While comparing the SE Asian countries we’ve visited, an interesting perspective emerged on the colonial habits of various European nations. In brief, the English left a relatively benign mark on this peninsula compared to that of the Dutch in Indonesia.
Having developed the road and railway infrastructure, a civil service, a corps of engineers and other professionals as well as political leadership among the indigenous people, the British walked away from this colony with a handshake. Their legacy to the people of Malaysia was a polity with the traditions, structures, and capacity for democratic self-government.
The Dutch, on the other hand, had a much simpler approach to colonisation: extract wealth.
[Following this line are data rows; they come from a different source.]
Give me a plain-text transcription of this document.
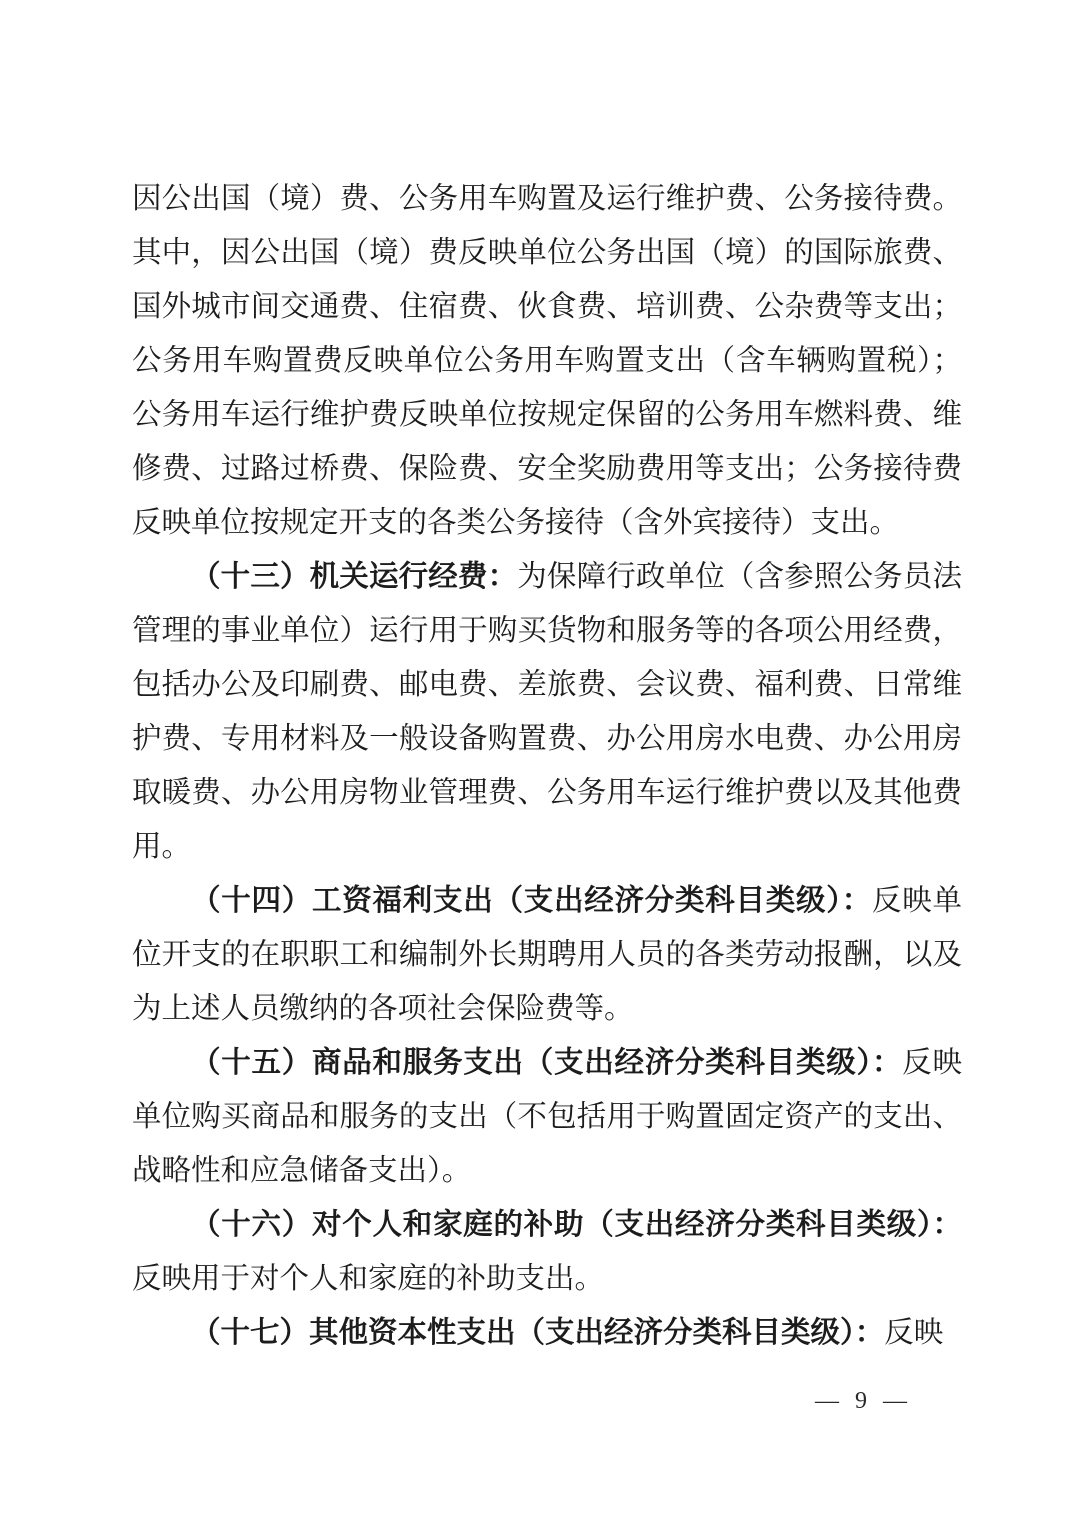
因公出国（境）费、公务用车购置及运行维护费、公务接待费。其中，因公出国（境）费反映单位公务出国（境）的国际旅费、国外城市间交通费、住宿费、伙食费、培训费、公杂费等支出；公务用车购置费反映单位公务用车购置支出（含车辆购置税）；公务用车运行维护费反映单位按规定保留的公务用车燃料费、维修费、过路过桥费、保险费、安全奖励费用等支出；公务接待费反映单位按规定开支的各类公务接待（含外宾接待）支出。

（十三）机关运行经费：为保障行政单位（含参照公务员法管理的事业单位）运行用于购买货物和服务等的各项公用经费，包括办公及印刷费、邮电费、差旅费、会议费、福利费、日常维护费、专用材料及一般设备购置费、办公用房水电费、办公用房取暖费、办公用房物业管理费、公务用车运行维护费以及其他费用。

（十四）工资福利支出（支出经济分类科目类级）：反映单位开支的在职职工和编制外长期聘用人员的各类劳动报酬，以及为上述人员缴纳的各项社会保险费等。

（十五）商品和服务支出（支出经济分类科目类级）：反映单位购买商品和服务的支出（不包括用于购置固定资产的支出、战略性和应急储备支出）。

（十六）对个人和家庭的补助（支出经济分类科目类级）：反映用于对个人和家庭的补助支出。

（十七）其他资本性支出（支出经济分类科目类级）：反映

— 9 —
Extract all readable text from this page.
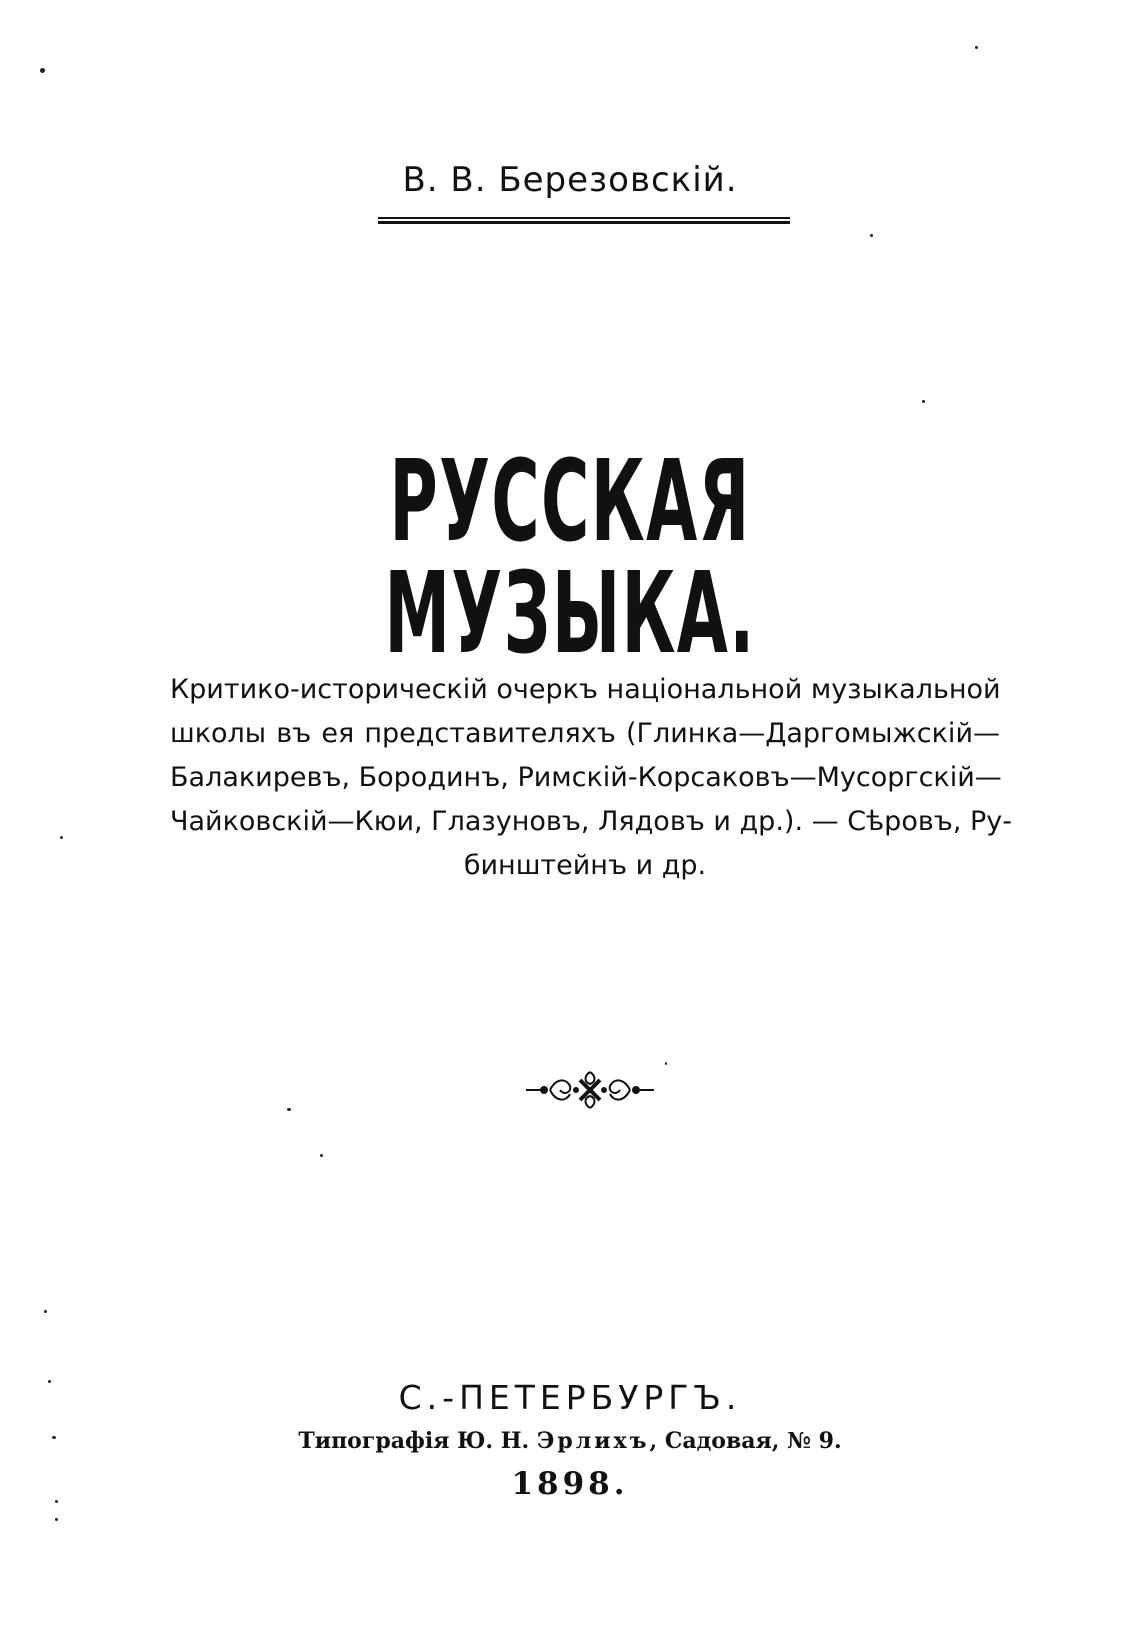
В. В. Березовскiй.
РУССКАЯ МУЗЫКА.
Критико-историческiй очеркъ нацiональной музыкальной
школы въ ея представителяхъ (Глинка—Даргомыжскiй—
Балакиревъ, Бородинъ, Римскiй-Корсаковъ—Мусоргскiй—
Чайковскiй—Кюи, Глазуновъ, Лядовъ и др.). — Сѣровъ, Ру-
бинштейнъ и др.
С.-ПЕТЕРБУРГЪ.
Типографiя Ю. Н. Эрлихъ, Садовая, № 9.
1898.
Whether characterised by the iron fist of Jan Coen or the ideological purity of corporate profiteering of the Dutch East India Company, the traditions established by the Dutch were those of colonial overlord, not of democratic partner.
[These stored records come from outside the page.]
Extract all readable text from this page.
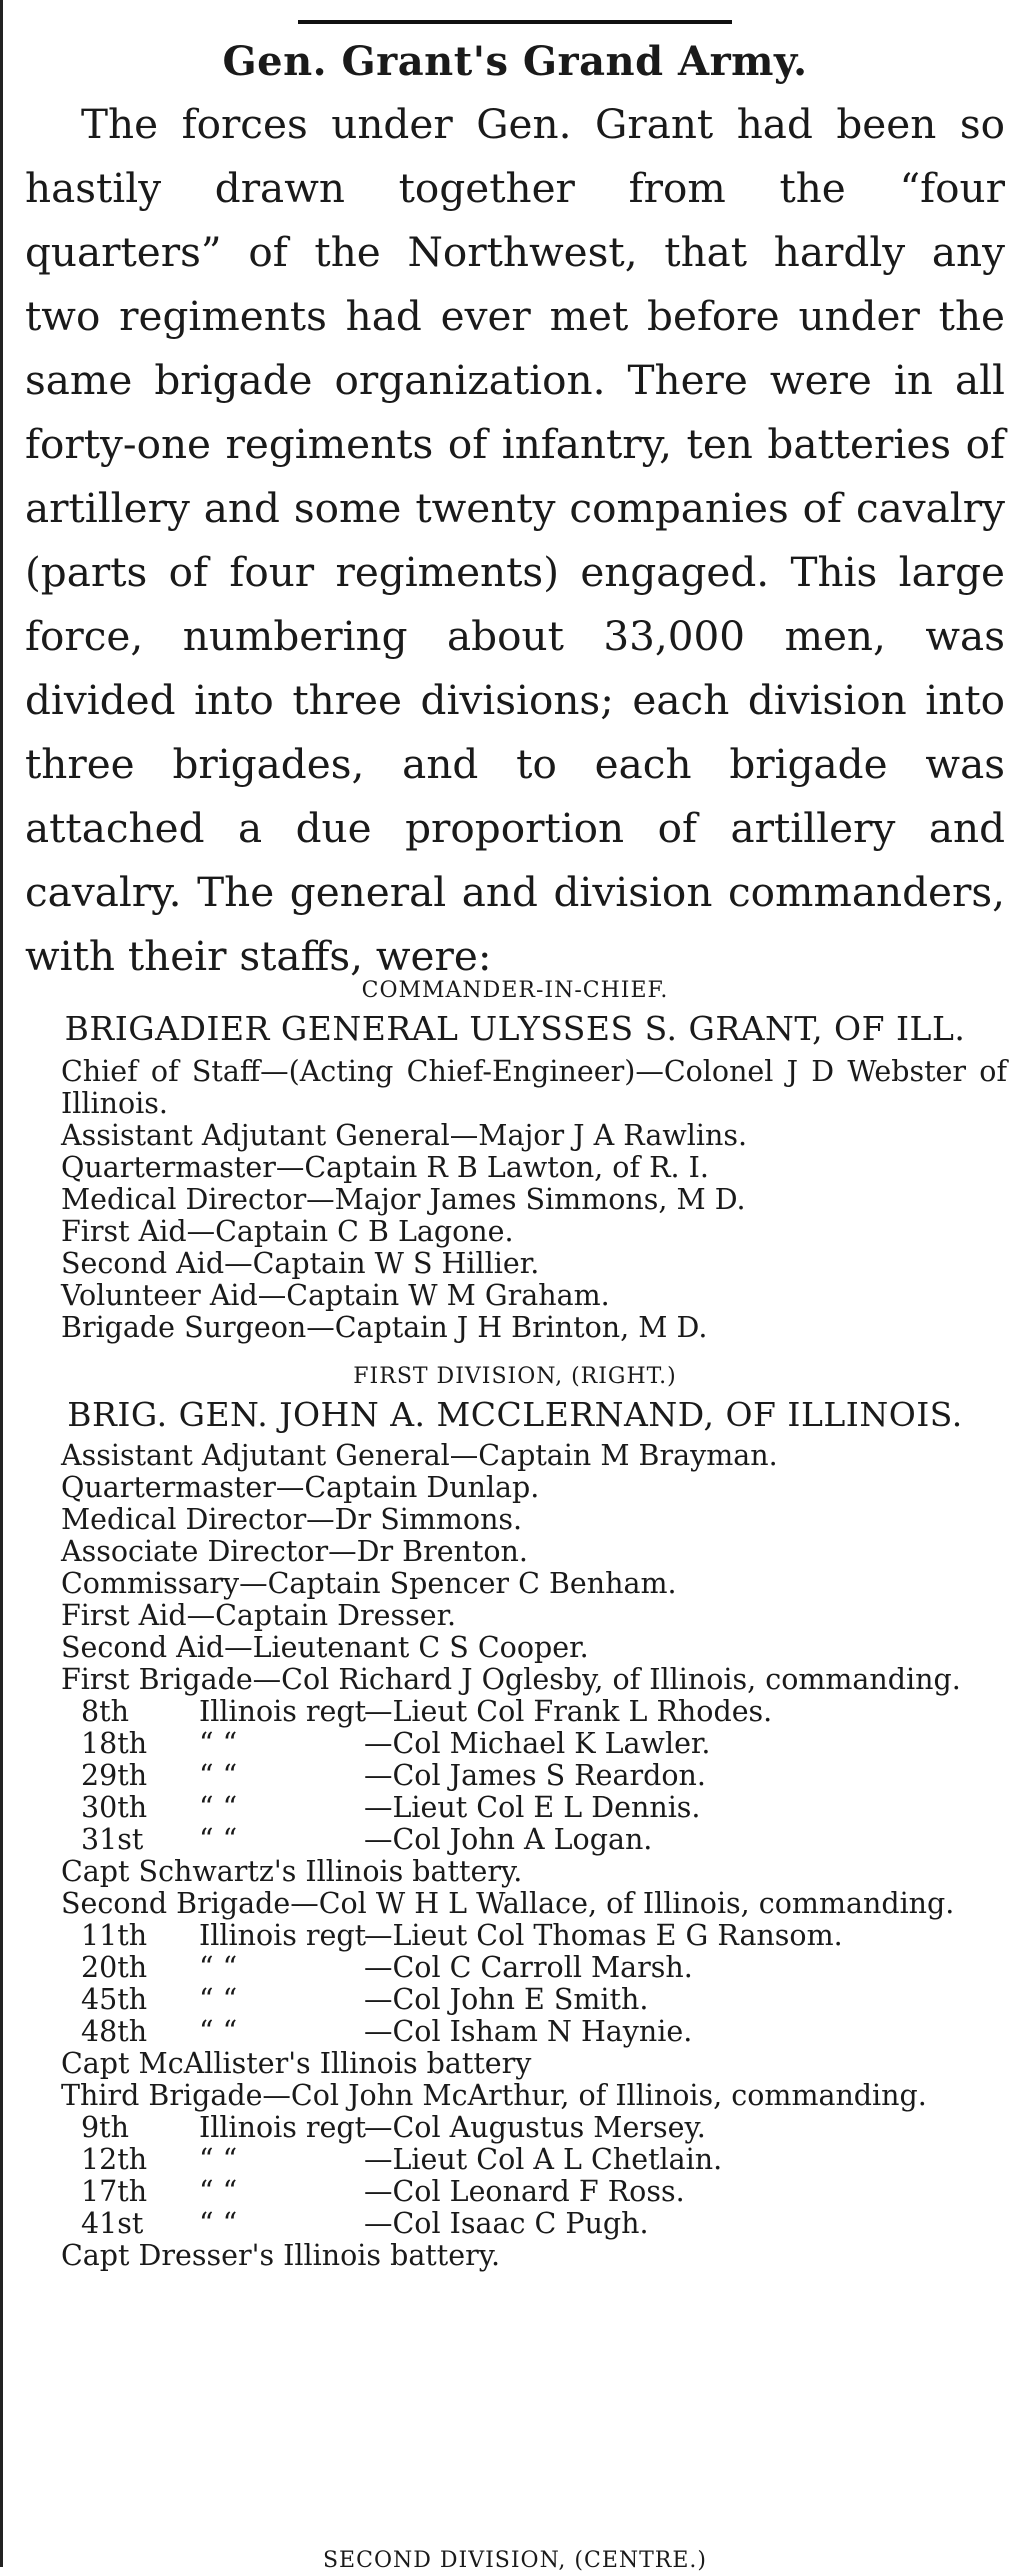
Gen. Grant's Grand Army.

The forces under Gen. Grant had been so hastily drawn together from the “four quarters” of the Northwest, that hardly any two regiments had ever met before under the same brigade organization. There were in all forty-one regiments of infantry, ten batteries of artillery and some twenty companies of cavalry (parts of four regiments) engaged. This large force, numbering about 33,000 men, was divided into three divisions; each division into three brigades, and to each brigade was attached a due proportion of artillery and cavalry. The general and division commanders, with their staffs, were:

COMMANDER-IN-CHIEF.
BRIGADIER GENERAL ULYSSES S. GRANT, OF ILL.
Chief of Staff—(Acting Chief-Engineer)—Colonel J D Webster of Illinois.
Assistant Adjutant General—Major J A Rawlins.
Quartermaster—Captain R B Lawton, of R. I.
Medical Director—Major James Simmons, M D.
First Aid—Captain C B Lagone.
Second Aid—Captain W S Hillier.
Volunteer Aid—Captain W M Graham.
Brigade Surgeon—Captain J H Brinton, M D.
FIRST DIVISION, (RIGHT.)
BRIG. GEN. JOHN A. MCCLERNAND, OF ILLINOIS.
Assistant Adjutant General—Captain M Brayman.
Quartermaster—Captain Dunlap.
Medical Director—Dr Simmons.
Associate Director—Dr Brenton.
Commissary—Captain Spencer C Benham.
First Aid—Captain Dresser.
Second Aid—Lieutenant C S Cooper.
First Brigade—Col Richard J Oglesby, of Illinois, commanding.
8th Illinois regt—Lieut Col Frank L Rhodes.
18th “ “	—Col Michael K Lawler.
29th “ “	—Col James S Reardon.
30th “ “	—Lieut Col E L Dennis.
31st “ “	—Col John A Logan.
Capt Schwartz's Illinois battery.
Second Brigade—Col W H L Wallace, of Illinois, commanding.
11th Illinois regt—Lieut Col Thomas E G Ransom.
20th “ “	—Col C Carroll Marsh.
45th “ “	—Col John E Smith.
48th “ “	—Col Isham N Haynie.
Capt McAllister's Illinois battery
Third Brigade—Col John McArthur, of Illinois, commanding.
9th Illinois regt—Col Augustus Mersey.
12th “ “	—Lieut Col A L Chetlain.
17th “ “	—Col Leonard F Ross.
41st “ “	—Col Isaac C Pugh.
Capt Dresser's Illinois battery.
SECOND DIVISION, (CENTRE.)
After WW II as the Japanese occupation ended, the Dutch returned to continue mining the Indonesian archipelago’s wealth and found an armed militia that fought for independence. Offering no colonial legacy other than corporate greed, the Dutch did not end their occupation with a handshake, but with bitterness, blood and the establishment of the continuing culture of repression of the Sukharno and Suharto regimes.
But here’s what seems ironic to me: the result of these disparate approaches seems to have been the continuation of indigenous culture in the islands of Indonesia and the disappearance of that culture on the peninsula of Malaysia.
And here is my parting thought on independent travel.
Just as our friends and family shape and enrich our lives at home, so the people we meet on the road enrich our lives there. These are other adventurous souls – for the most part decades younger than us – who are out exploring foreign cultures on their own terms.
Godfrey & Izumi spearhead a project to protect and save heritage seeds from the rainforests of the tropics. Invaluable work.
Pacman is a 31-year-old F-18 fighter pilot who has a consuming passion for preserving the cultural artefacts of his native land that has led him to work with museums nation-wide.
Buddy Winston spent 10 years writing Jay Leno’s opening monologue, but now spends his time exploring the world on his own terms, disillusioned about his home, the USA.
Ernest Wesley, the only Liberian I’ve ever met travelling, took the time to educate us about the terror of life in his country, using kindness and youtube to reveal the most awful things.
Marcus & Smaragda, our neighbours in the next cottage for several days, are two young doctors from Berlin travelling with their infant children and characterising a new generation of physicians: urbane, worldy and educated.
So this time as we approach home and the celebration of our youngest grandchild’s fifth birthday, I am left with one over-arching question: why is everyone getting so much younger?